Queens Library HealthLink (HL) is a collaboration among the library, Queens Cancer Center of Queens Hospital, the American Cancer Society, and the Albert Einstein College of Medicine, which uses the public library system to increase access to cancer screening, care, and education among medically underserved communities in Queens. Healthlink started in 2007, and added Community Health Day as an annual event in 2009. The program won an Urban Libraries Council Top Innovations award in 2010.
But far from resting on its laurels, in 2011 the library decided to take it to the next level by involving the teachers and center managers from its English for Speakers of Other Languages (ESOL) classes and asking them to actively help recruit, so as to better reach the high number of marginalized foreign-born individuals who were not receiving adequate health screening.
“Much of our decision to target ESOL students was based on strong input from HL’s Cancer Action Council members–dedicated groups of survivors, caregivers, patients, and others who have been touched in some way by cancer,” the library said in a statement. “After HL Cancer Action Council members observed who in their communities were most heavily burdened by cancer, they made the decision to reach out to ESOL students in particular with preventive information. “
Nearly half—46 percent—of Queens residents were born outside the U.S. That makes this program especially important, since research shows immigrants are less likely to receive cancer screenings than their American-born neighbors. Exacerbating the problem, one-eighth of Queens’ residents live in poverty, according to census numbers, and when individuals or families face financial constraints, they are less likely to engage in preventive health behaviors, like cancer screenings. (Sadly, the library has confirmation that these national trends are having their expected effect locally: according to data collected by the Queens Cancer Center, Queens has much higher rates of late stage cancer detection for the most life-threatening and common cancers. The late stage detection rates for breast and prostate cancers in Queens are approximately six times greater than they are nationally.
HealthLink chose to partner with Queens Cancer Center because it has been honored for quality care, is open to all people regardless of their insurance status or their ability to pay, and already services the target population: patients of Queens Cancer Center speak approximately 140 different languages and more than 80 percent live below the poverty level.
With the help of ESOL instructors, HealthLink organized a large group of ESOL students from different classes throughout Queens. HL staff members met students at their home libraries and traveled with them to Community Health Day at the Center, ensuring that students learned the route so they could travel to Queens Cancer Center for future appointments independently. Students were reimbursed for the cost of transportation.
On the day of the event, Linda Bulone, Queens Cancer Center Clinical Trials Manager and Registered Nurse, and Lisa Marini, Associate Director of Queens Quits (the smoking cessation program at Queens Hospital Center) spoke about smoking cessation, cancer prevention and control, and how to access Queens Cancer Center and its services. ”
All information was presented at a low-literacy level and was accompanied by visuals to ensure that new English learners could follow along.
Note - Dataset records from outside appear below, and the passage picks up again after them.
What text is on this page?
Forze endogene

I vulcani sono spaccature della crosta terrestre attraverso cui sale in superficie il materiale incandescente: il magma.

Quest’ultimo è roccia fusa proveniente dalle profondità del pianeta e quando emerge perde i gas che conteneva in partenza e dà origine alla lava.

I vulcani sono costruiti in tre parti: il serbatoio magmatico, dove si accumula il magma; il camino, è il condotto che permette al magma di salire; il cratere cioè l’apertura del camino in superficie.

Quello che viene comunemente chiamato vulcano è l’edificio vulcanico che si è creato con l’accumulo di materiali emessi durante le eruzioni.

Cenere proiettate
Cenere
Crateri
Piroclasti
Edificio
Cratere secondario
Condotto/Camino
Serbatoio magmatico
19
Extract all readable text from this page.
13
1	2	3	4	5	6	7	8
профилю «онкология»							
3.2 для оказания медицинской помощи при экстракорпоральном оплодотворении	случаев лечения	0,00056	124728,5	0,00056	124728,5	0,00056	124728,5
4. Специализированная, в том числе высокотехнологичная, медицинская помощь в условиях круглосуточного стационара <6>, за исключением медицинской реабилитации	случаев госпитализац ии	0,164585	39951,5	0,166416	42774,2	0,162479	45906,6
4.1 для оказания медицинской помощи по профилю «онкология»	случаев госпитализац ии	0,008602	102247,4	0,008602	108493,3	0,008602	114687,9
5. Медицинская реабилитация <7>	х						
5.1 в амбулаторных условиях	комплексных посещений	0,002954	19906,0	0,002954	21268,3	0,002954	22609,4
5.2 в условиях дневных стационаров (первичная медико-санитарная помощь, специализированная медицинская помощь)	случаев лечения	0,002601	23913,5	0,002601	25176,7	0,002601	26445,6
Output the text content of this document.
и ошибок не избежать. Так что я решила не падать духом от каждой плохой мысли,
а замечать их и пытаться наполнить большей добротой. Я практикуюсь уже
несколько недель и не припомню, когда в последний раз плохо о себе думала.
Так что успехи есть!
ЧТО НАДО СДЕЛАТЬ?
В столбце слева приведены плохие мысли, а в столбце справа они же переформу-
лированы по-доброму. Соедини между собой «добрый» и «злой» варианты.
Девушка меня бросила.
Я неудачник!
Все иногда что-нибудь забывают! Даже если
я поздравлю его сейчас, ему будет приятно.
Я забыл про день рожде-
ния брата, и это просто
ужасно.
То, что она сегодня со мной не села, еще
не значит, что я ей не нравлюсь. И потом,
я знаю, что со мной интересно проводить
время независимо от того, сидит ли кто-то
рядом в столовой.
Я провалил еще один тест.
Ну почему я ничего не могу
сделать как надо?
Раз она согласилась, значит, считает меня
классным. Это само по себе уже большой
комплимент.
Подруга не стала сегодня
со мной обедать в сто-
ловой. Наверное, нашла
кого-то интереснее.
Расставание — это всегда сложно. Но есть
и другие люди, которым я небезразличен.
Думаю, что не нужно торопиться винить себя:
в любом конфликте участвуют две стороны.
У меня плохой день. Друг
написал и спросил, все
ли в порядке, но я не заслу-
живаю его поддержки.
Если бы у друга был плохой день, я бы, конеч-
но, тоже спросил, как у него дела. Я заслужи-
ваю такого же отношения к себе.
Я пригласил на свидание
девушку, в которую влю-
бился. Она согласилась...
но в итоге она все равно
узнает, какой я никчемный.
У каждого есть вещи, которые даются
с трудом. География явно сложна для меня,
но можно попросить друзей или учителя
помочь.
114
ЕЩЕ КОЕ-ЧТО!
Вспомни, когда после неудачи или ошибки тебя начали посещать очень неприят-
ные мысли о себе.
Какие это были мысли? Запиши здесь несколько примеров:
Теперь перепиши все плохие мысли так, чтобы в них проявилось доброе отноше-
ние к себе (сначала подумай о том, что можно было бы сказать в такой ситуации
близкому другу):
The staff led students on a tour, introduced them to their medical and social services colleagues, demonstrated medical equipment, and discussed how to make appointments, and students were given the opportunity to make appointments for a cancer screening on the spot.
ESOL student Rajae Baba, a 35-year-old woman who moved to the U.S. from Casablanca, Morocco, after her husband lost his job, told HealthLink that before attending Community Health Day, Baba was completely unaware about the need for men, like her husband, to have a conversation with their doctors about beginning screenings for prostate cancer once they reach age 50. Directly following Community Health Day, Baba initiated a conversation with her family members about the care they should be receiving.
Baba and fellow student Francia Duque, a 28-year-old woman from Cartago, Colombia, said they’d never been administered medical tests in their home countries. And while both had received medical tests in the United States, neither had the tests explained. At Community Health Day, they were taught to ask questions during medical interactions, and that they were entitled to request interpretive services if they don’t understand information delivered in English.
Said Thomas W. Galante, President and CEO of Queens Library, “Queens Library is a primary information source, both for the content we provide and because of the credibility we have with the community. We play a unique role in guiding the community toward more proactive healthcare.”
The library is in the process of coordinating its fourth Community Health Day. In the meantime, the library will present a panel about prevention, detection and treatment of common cancers, featuring doctors and social workers from Long Island Jewish Medical Center, New York Hospital Queens, NYU Langone Medical Center, the American Cancer Society, and the Lymphoma and Leukemia Society, on Wednesday November 7 and Wednesday November 28, both live and by webcast and free teleconference.
Jasmine Jacobs is an intern at Queens Library’s HealthLink; Tamara Michel is HealthLink Community Outreach Coordinator; and Judy Trupin is a teacher of ESOL.